Bij gelijke geschiktheid geven we de voorkeur aan

'Bij gelijke geschiktheid geven we de voorkeur aan …….'
“Gezien de samenstelling van ons team gaat, bij gelijke geschiktheid, onze voorkeur uit naar een
man.” Een dergelijke zin zou de rechtbank Den Haag wel in de advertentie willen zetten. Een kleine
60 % van de rechters in de rechtbank Den Haag is vrouw en bij de rechters tot 40 jaar is dat percentage
zelfs 75 %, zo bleek deze maand. Landelijk geldt ongeveer hetzelfde. Net als in het onderwijs lijkt ook
in de rechtspraak, de vrouw meer en meer oververtegenwoordigd.

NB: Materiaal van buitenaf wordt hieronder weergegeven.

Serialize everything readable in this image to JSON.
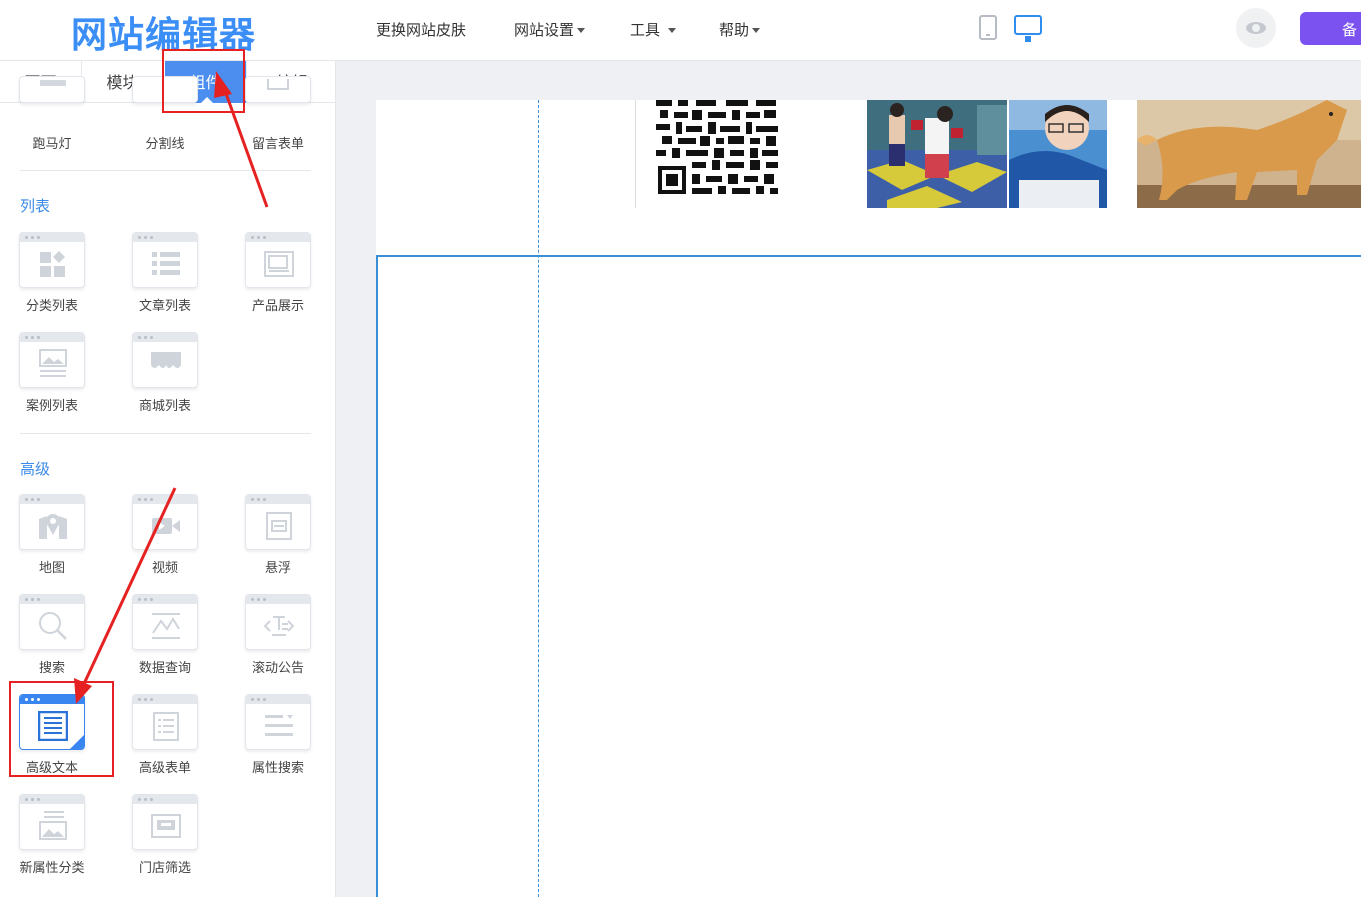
{
  "app": {
    "logo": "网站编辑器"
  },
  "topnav": {
    "items": [
      "更换网站皮肤",
      "网站设置",
      "工具",
      "帮助"
    ],
    "backup_label": "备"
  },
  "tabs": [
    "页面",
    "模块",
    "组件",
    "编辑"
  ],
  "active_tab": "组件",
  "top_row": [
    "跑马灯",
    "分割线",
    "留言表单"
  ],
  "sections": {
    "list": {
      "title": "列表",
      "items": [
        "分类列表",
        "文章列表",
        "产品展示",
        "案例列表",
        "商城列表"
      ]
    },
    "advanced": {
      "title": "高级",
      "items": [
        "地图",
        "视频",
        "悬浮",
        "搜索",
        "数据查询",
        "滚动公告",
        "高级文本",
        "高级表单",
        "属性搜索",
        "新属性分类",
        "门店筛选"
      ]
    }
  },
  "selected_component": "高级文本",
  "colors": {
    "accent": "#4b8ef0",
    "brand_purple": "#7b52f0",
    "annotation_red": "#e52121",
    "section_title": "#3b8be8"
  }
}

Is die feminisering in de rechtspraak
een probleem?
Het is verleidelijk om dan aan te komen met die man die in een vechtsscheiding verwikkeld is geraakt,
de rechtszaal in komt en daar links of rechts van hem, zijn vrouw met een vrouwelijke advocaat
aantreft en tegenover zich drie vrouwelijke rechters bijgestaan door een vrouwelijke griffier.
Terecht of niet, maar die man voelt zich bij voorbaat op achterstand gezet. Volgens de Raad voor de
Rechtspraak zou er geen aanleiding zijn te veronderstellen dat vrouwen anders vonnissen dan mannen.
De bekende strafpleiter Gerard Spong concludeert uit Amerikaans rechts-psychologisch onderzoek dat
vrouwelijke rechters wel degelijk anders oordelen dan mannen. De filosoof Maxim Februari schreef in
zijn column in het NRC over deze kwestie; “Stel ze (= de vrouwelijke rechters, edv) oordelen anders.
Hebben ze dan niet gewoon gelijk? En moet je er dus meer aanstellen? Of ongelijk. En wil je er dus
minder?“
Kortom net als in het onderwijs zijn ze er ook in de rechtspraak nog niet uit of het nu een probleem is
of niet, die oververtegenwoordiging van vrouwen. Weliswaar gaan in het onderwijs de jongens het
steeds slechter doen, maar dat hoeft niet aan de verjuffing te liggen, de meisjes zijn misschien aan een
inhaalslag bezig en ook voor de feminisering in het onderwijs vertoonden jongens al meer en vaker
probleemgedrag dan meisjes.
Eén probleem kwam ieder geval wel aan het licht, die advertentietekst waar ik mijn stukje mee begon
is in strijd met de “Wet gelijke behandeling mannen en vrouwen”. Die wet stelt in de titel de mannen
wel voorop, maar laat in de tekst het voorkeursbeleid voor vrouwen wel toe en voor mannen niet.
Zouden de vrouwelijke rechters hier beter van op de hoogte zijn dan hun mannelijke collega’s?